LGP to sell WA production site for $7.8m in a sale-and-lease-back to fund Australian and European expansion; settlement targeted mid-March 2026.

IC
Isla Campbell
·1 min read
Little Green Pharma to Divest WA Production Site in $7.8 Million Sale and Lease-Back Deal

Key points

  • LGP to raise $7.8m via sale and lease-back of WA facility.

  • Proceeds to fund Australian and European growth initiatives.

  • Deal completion hinges on customary conditions precedent.

Little Green Pharma (ASX: LGP) is proposing to sell its WA production facility to **Lauana Pty Ltd ATF Lauana Trust **for $7.8 million and lease it back, with funds to support Australian and European expansion.

This facility is a ~1.3 tpa GACP indoor cultivation and GMP-compliant production site located in South-West Western Australia.

The company will operate the site under a head lease, which extends through to 29 August 2029.

The proceeds from this sale are specifically intended to fund Australian market opportunities and support European expansion.

Funding Growth and Expansion

The sale provides Little Green Pharma with a $7.8 million cash injection, specifically earmarked to support its strategic initiatives.

These funds will develop new opportunities within the Australian medicinal cannabis market.

Furthermore, the capital is intended to fuel expansion efforts into growth markets across Europe.

This aligns with previous reports of strong growth in Europe, with sales reaching $3.8 million in Q4 2025, which included a $0.6 million oil shipment to France.

Operational Continuity Maintained

Under the terms of the agreement, the WA facility will continue to operate under a head lease for approximately 3.5 years.

This arrangement, extending through to 29 August 2029, includes provisions for make-good, maintenance and replacement of capital items.

An option for a further five-year lease with LGP’s cultivation contractor is available after the initial head lease term.

This structure ensures operational continuity and stable production at the site.

Merger and Regulatory Landscape

This strategic asset sale aligns with Little Green Pharma's broader corporate direction, including its proposed merger with Cannatrek.

The merger aims to create a larger, vertically integrated medicinal cannabis group with pro forma FY2025 revenue of $112.3 million.

The company has also noted recent US regulatory moves, such as the Executive Order to reschedule cannabis from Schedule I to Schedule III, as a long-term positive for the global medicinal cannabis industry.

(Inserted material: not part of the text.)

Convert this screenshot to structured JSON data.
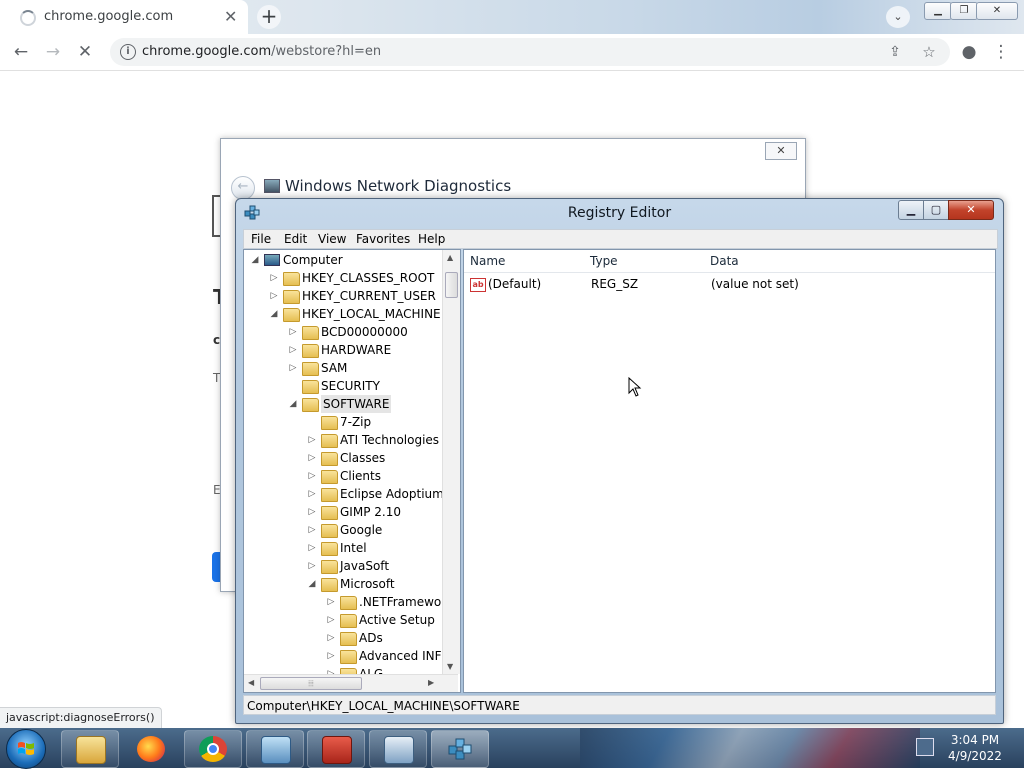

Previous quarterly activities reports from January 2026 highlighted growth in European sales and an ongoing focus on international expansion, which this funding initiative directly supports.

Outlook and Risks

The sale of the WA facility offers Little Green Pharma a significant cash injection to fuel its strategic growth plans, particularly in Australia and Europe, while maintaining operational continuity.

However, the transaction is contingent on several conditions precedent, including buyer due diligence and financing, introducing execution risk.

Investors will monitor the successful completion of this sale and its integration with the broader merger strategy with Cannatrek.